Keats & Chapmans’ allure lies in its décor, as if you have just entered a labyrinth of literature. Corridors are flanked on both sides by a vast array of books upon the shelves, dwarfing visitors as they traverse through the maze. The customer’s vision is constantly ensnarled, if not seduced, by the sirens of literature lounging on their pedestals, pulling many hopeless wanderers away, losing them within the tales contained within their covers.
Plundering the shelves, you are quick to notice that when removing one book from its place on the shelf, two more seem to appear to take its place, as if the books themselves are boundless in reserve. Of course, ravaging through the clutter, you do come across the usual classics: Dickens, Chaucer, Dostoevsky and Hemingway. But occasionally you can come across such rarities as Bunyan’s The Pilgrim’s Progress,an old English childhood classic as Christopher Hitchens once called it; Albert Camus’s The Outsider, a rite of passage for any adolescent; and the Faberge egg of the collection, Steppenwolf by Hermann Hesse.
The appeal of the bookshop is, however, not lost on the more casual reader, evident in the diversity of genres labelled on the shelves around the shop, ranging from crime thrillers to an assortment of books in various languages. Furthermore, there is a large section dedicated to art, the centre piece of which is the complete works of Francisco Goya, and an array of books on politics, whether it be political doctrines or governmental systems.
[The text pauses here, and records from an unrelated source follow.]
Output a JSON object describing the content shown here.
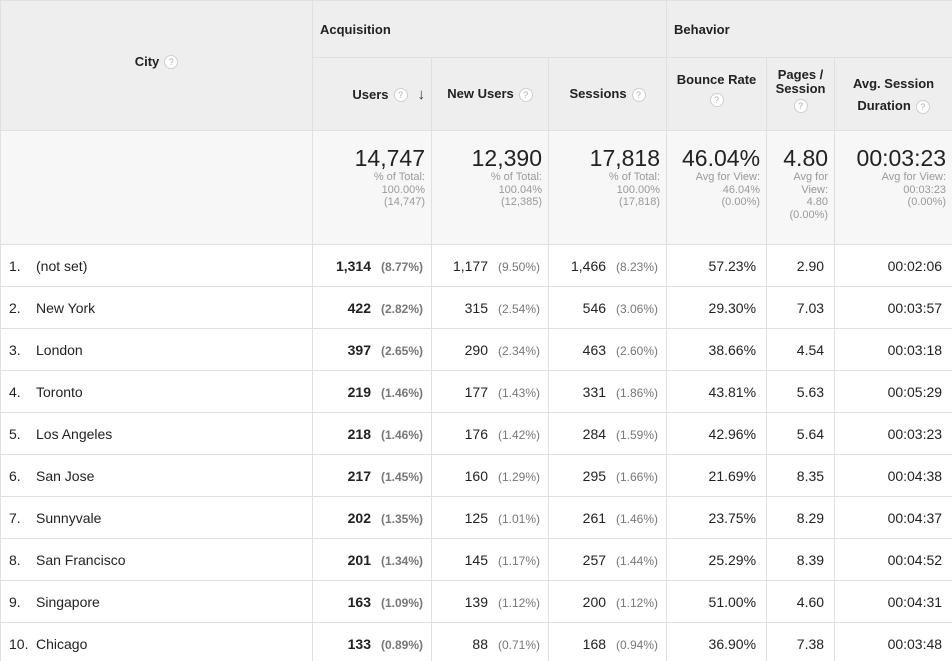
{
  "groups": {
    "acquisition": "Acquisition",
    "behavior": "Behavior"
  },
  "columns": {
    "city": "City",
    "users": "Users",
    "new_users": "New Users",
    "sessions": "Sessions",
    "bounce_rate": "Bounce Rate",
    "pages_session_1": "Pages /",
    "pages_session_2": "Session",
    "avg_duration_1": "Avg. Session",
    "avg_duration_2": "Duration",
    "help": "?",
    "sort_arrow": "↓"
  },
  "totals": {
    "users": {
      "value": "14,747",
      "l1": "% of Total:",
      "l2": "100.00%",
      "l3": "(14,747)"
    },
    "new_users": {
      "value": "12,390",
      "l1": "% of Total:",
      "l2": "100.04%",
      "l3": "(12,385)"
    },
    "sessions": {
      "value": "17,818",
      "l1": "% of Total:",
      "l2": "100.00%",
      "l3": "(17,818)"
    },
    "bounce_rate": {
      "value": "46.04%",
      "l1": "Avg for View:",
      "l2": "46.04%",
      "l3": "(0.00%)"
    },
    "pages_session": {
      "value": "4.80",
      "l1": "Avg for",
      "l2": "View:",
      "l3": "4.80",
      "l4": "(0.00%)"
    },
    "avg_duration": {
      "value": "00:03:23",
      "l1": "Avg for View:",
      "l2": "00:03:23",
      "l3": "(0.00%)"
    }
  },
  "rows": [
    {
      "num": "1.",
      "city": "(not set)",
      "users": "1,314",
      "users_pct": "(8.77%)",
      "new_users": "1,177",
      "new_users_pct": "(9.50%)",
      "sessions": "1,466",
      "sessions_pct": "(8.23%)",
      "bounce": "57.23%",
      "pages": "2.90",
      "duration": "00:02:06"
    },
    {
      "num": "2.",
      "city": "New York",
      "users": "422",
      "users_pct": "(2.82%)",
      "new_users": "315",
      "new_users_pct": "(2.54%)",
      "sessions": "546",
      "sessions_pct": "(3.06%)",
      "bounce": "29.30%",
      "pages": "7.03",
      "duration": "00:03:57"
    },
    {
      "num": "3.",
      "city": "London",
      "users": "397",
      "users_pct": "(2.65%)",
      "new_users": "290",
      "new_users_pct": "(2.34%)",
      "sessions": "463",
      "sessions_pct": "(2.60%)",
      "bounce": "38.66%",
      "pages": "4.54",
      "duration": "00:03:18"
    },
    {
      "num": "4.",
      "city": "Toronto",
      "users": "219",
      "users_pct": "(1.46%)",
      "new_users": "177",
      "new_users_pct": "(1.43%)",
      "sessions": "331",
      "sessions_pct": "(1.86%)",
      "bounce": "43.81%",
      "pages": "5.63",
      "duration": "00:05:29"
    },
    {
      "num": "5.",
      "city": "Los Angeles",
      "users": "218",
      "users_pct": "(1.46%)",
      "new_users": "176",
      "new_users_pct": "(1.42%)",
      "sessions": "284",
      "sessions_pct": "(1.59%)",
      "bounce": "42.96%",
      "pages": "5.64",
      "duration": "00:03:23"
    },
    {
      "num": "6.",
      "city": "San Jose",
      "users": "217",
      "users_pct": "(1.45%)",
      "new_users": "160",
      "new_users_pct": "(1.29%)",
      "sessions": "295",
      "sessions_pct": "(1.66%)",
      "bounce": "21.69%",
      "pages": "8.35",
      "duration": "00:04:38"
    },
    {
      "num": "7.",
      "city": "Sunnyvale",
      "users": "202",
      "users_pct": "(1.35%)",
      "new_users": "125",
      "new_users_pct": "(1.01%)",
      "sessions": "261",
      "sessions_pct": "(1.46%)",
      "bounce": "23.75%",
      "pages": "8.29",
      "duration": "00:04:37"
    },
    {
      "num": "8.",
      "city": "San Francisco",
      "users": "201",
      "users_pct": "(1.34%)",
      "new_users": "145",
      "new_users_pct": "(1.17%)",
      "sessions": "257",
      "sessions_pct": "(1.44%)",
      "bounce": "25.29%",
      "pages": "8.39",
      "duration": "00:04:52"
    },
    {
      "num": "9.",
      "city": "Singapore",
      "users": "163",
      "users_pct": "(1.09%)",
      "new_users": "139",
      "new_users_pct": "(1.12%)",
      "sessions": "200",
      "sessions_pct": "(1.12%)",
      "bounce": "51.00%",
      "pages": "4.60",
      "duration": "00:04:31"
    },
    {
      "num": "10.",
      "city": "Chicago",
      "users": "133",
      "users_pct": "(0.89%)",
      "new_users": "88",
      "new_users_pct": "(0.71%)",
      "sessions": "168",
      "sessions_pct": "(0.94%)",
      "bounce": "36.90%",
      "pages": "7.38",
      "duration": "00:03:48"
    }
  ]
}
For those less avid readers, the shop also contains a collection of vintage records.
By far however, the most impressive section is that of history, with books ranging from the history of the globe and the history of Europe to the history of Ireland and even the local history of Belfast. Belfast’s own legacy is immortalised through the inscriptions in these pages: its history of division examined within Liam de Pour’s Divided Ulster can only be contrasted to the modern day. The local common culture of the city flourishes from the poetry of Paul Muldoon or Ciaran Carson. Not only do these books provide a historical and cultural character to the city but define the locals of Belfast themselves.
In Bookshop Memories, George Orwell reminisces on how his days working in a bookshop deprived him of a love of books. It seems incomprehensible that such a thing could occur in Keats & Chapman. This is a place that, apart from the works upon its walls, has its own character; a strange timelessness of individuality differentiates it from other bookshops. These virtues are embodied in the mere ornamentation of shop. Who knows what you might find upon the bookshelves of the back streets.